Core Concepts
An autonomous agent should maximize the mutual information between past observations and future observations to perform effective active perception. This requires a representation that can summarize past observations, synthesize future observations, and calculate predictive information along dynamically-feasible trajectories.
Abstract
The paper proposes a framework for active perception that aims to maximize the mutual information between past observations and future observations. This is motivated by the idea that an autonomous agent performing active perception should seek to obtain the most informative observations about the environment.
The key components of the proposed approach are:
Neural Radiance Fields (NeRFs): The scene is represented using a NeRF, which captures the photometric, geometric, and semantic properties of the environment. NeRFs can be used to synthesize new observations from different viewpoints.
Predictive Information Calculation: The authors define predictive information as the mutual information between past observations and future observations. They show how to calculate this using an ensemble of NeRF models, which allows estimating the uncertainty in color, depth, occupancy, and semantic predictions.

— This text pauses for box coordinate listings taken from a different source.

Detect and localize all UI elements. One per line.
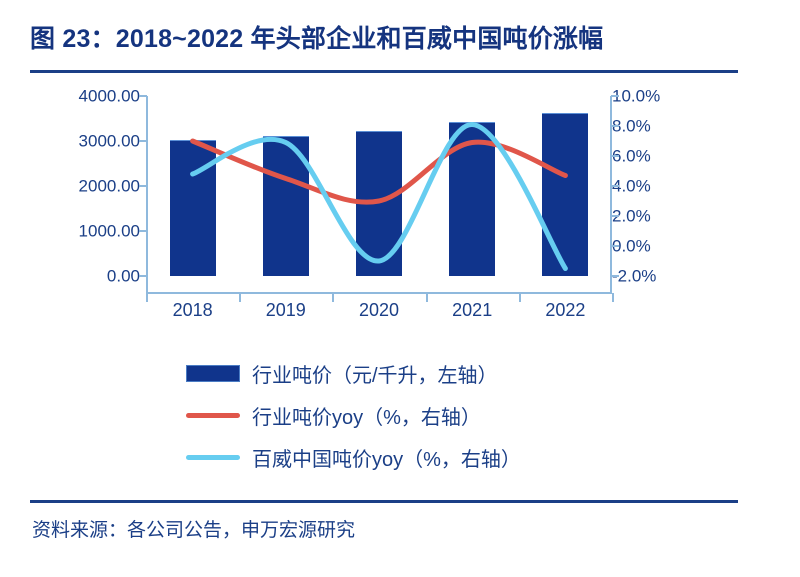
y-axis-right-tick <box>611 95 619 97</box>
legend-item-bar: 行业吨价（元/千升，左轴） <box>0 352 800 394</box>
legend-label-bar: 行业吨价（元/千升，左轴） <box>252 359 498 388</box>
legend-item-industry-yoy: 行业吨价yoy（%，右轴） <box>0 394 800 436</box>
y-axis-left-tick-label: 4000.00 <box>79 88 140 105</box>
chart-figure: 图 23：2018~2022 年头部企业和百威中国吨价涨幅 0.001000.0… <box>0 0 800 577</box>
source-note: 资料来源：各公司公告，申万宏源研究 <box>32 515 355 542</box>
line-budweiser-yoy <box>193 124 566 268</box>
legend-swatch-budweiser-yoy <box>186 455 240 460</box>
plot-area: 0.001000.002000.003000.004000.00 -2.0%0.… <box>0 78 800 318</box>
y-axis-right-tick <box>611 125 619 127</box>
legend-swatch-industry-yoy <box>186 413 240 418</box>
legend-label-industry-yoy: 行业吨价yoy（%，右轴） <box>252 401 481 430</box>
line-industry-yoy <box>193 141 566 202</box>
x-axis-label-2018: 2018 <box>173 300 213 321</box>
y-axis-right-tick <box>611 245 619 247</box>
y-axis-left-tick-label: 1000.00 <box>79 223 140 240</box>
x-axis-label-2019: 2019 <box>266 300 306 321</box>
y-axis-left-tick-label: 0.00 <box>107 268 140 285</box>
y-axis-right-tick <box>611 215 619 217</box>
y-axis-left-tick-label: 3000.00 <box>79 133 140 150</box>
y-axis-right-tick <box>611 185 619 187</box>
x-axis-labels: 20182019202020212022 <box>146 300 612 330</box>
line-series <box>146 78 612 293</box>
title-container: 图 23：2018~2022 年头部企业和百威中国吨价涨幅 <box>30 22 770 56</box>
title-divider <box>30 70 738 73</box>
x-axis-tick <box>612 293 614 302</box>
x-axis-label-2020: 2020 <box>359 300 399 321</box>
y-axis-left-tick-label: 2000.00 <box>79 178 140 195</box>
legend-label-budweiser-yoy: 百威中国吨价yoy（%，右轴） <box>252 443 521 472</box>
y-axis-right-labels: -2.0%0.0%2.0%4.0%6.0%8.0%10.0% <box>612 78 702 293</box>
legend-item-budweiser-yoy: 百威中国吨价yoy（%，右轴） <box>0 436 800 478</box>
chart-legend: 行业吨价（元/千升，左轴） 行业吨价yoy（%，右轴） 百威中国吨价yoy（%，… <box>0 352 800 478</box>
y-axis-right-tick <box>611 275 619 277</box>
legend-swatch-bar <box>186 365 240 382</box>
plot-canvas <box>146 78 612 293</box>
x-axis-label-2021: 2021 <box>452 300 492 321</box>
footer-divider <box>30 500 738 503</box>
y-axis-right-tick <box>611 155 619 157</box>
page-title: 图 23：2018~2022 年头部企业和百威中国吨价涨幅 <box>30 22 770 56</box>
y-axis-right-tick-label: 10.0% <box>612 88 660 105</box>
y-axis-left-labels: 0.001000.002000.003000.004000.00 <box>36 78 140 293</box>
x-axis-label-2022: 2022 <box>545 300 585 321</box>
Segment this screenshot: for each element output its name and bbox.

Sampling-based Trajectory Optimization: The authors use a sampling-based planner to generate dynamically-feasible trajectories that maximize the predictive information. This involves generating a set of candidate trajectories and evaluating their predictive information to select the most informative one.
The authors demonstrate the effectiveness of their approach in simulation experiments for object localization and scene reconstruction tasks in realistic 3D indoor environments. They show that their method outperforms baseline exploration strategies in terms of the number of objects localized and the quality of the reconstructed scene.
The key insights are that (1) maximizing predictive information can lead to sophisticated exploration behaviors without the need for hand-engineered heuristics, and (2) NeRFs provide a suitable representation for active perception tasks, as they can capture the necessary photometric, geometric, and semantic properties of the environment.
Stats
The paper does not provide specific numerical data or statistics to support the key claims. However, it presents qualitative results and performance comparisons against baseline methods for the object localization and scene reconstruction tasks.
Quotes
"An autonomous agent performing active perception should maximize the mutual information that past observations posses about future ones."
"NeRFs represent photometric and geometric properties well but they do not represent the semantics. In §III we will use a "semantic variant" of NeRF as our generative model for predictive information."
"Predictive information can characterize the complexity of the scene and that is why maximizing it could enable active perception."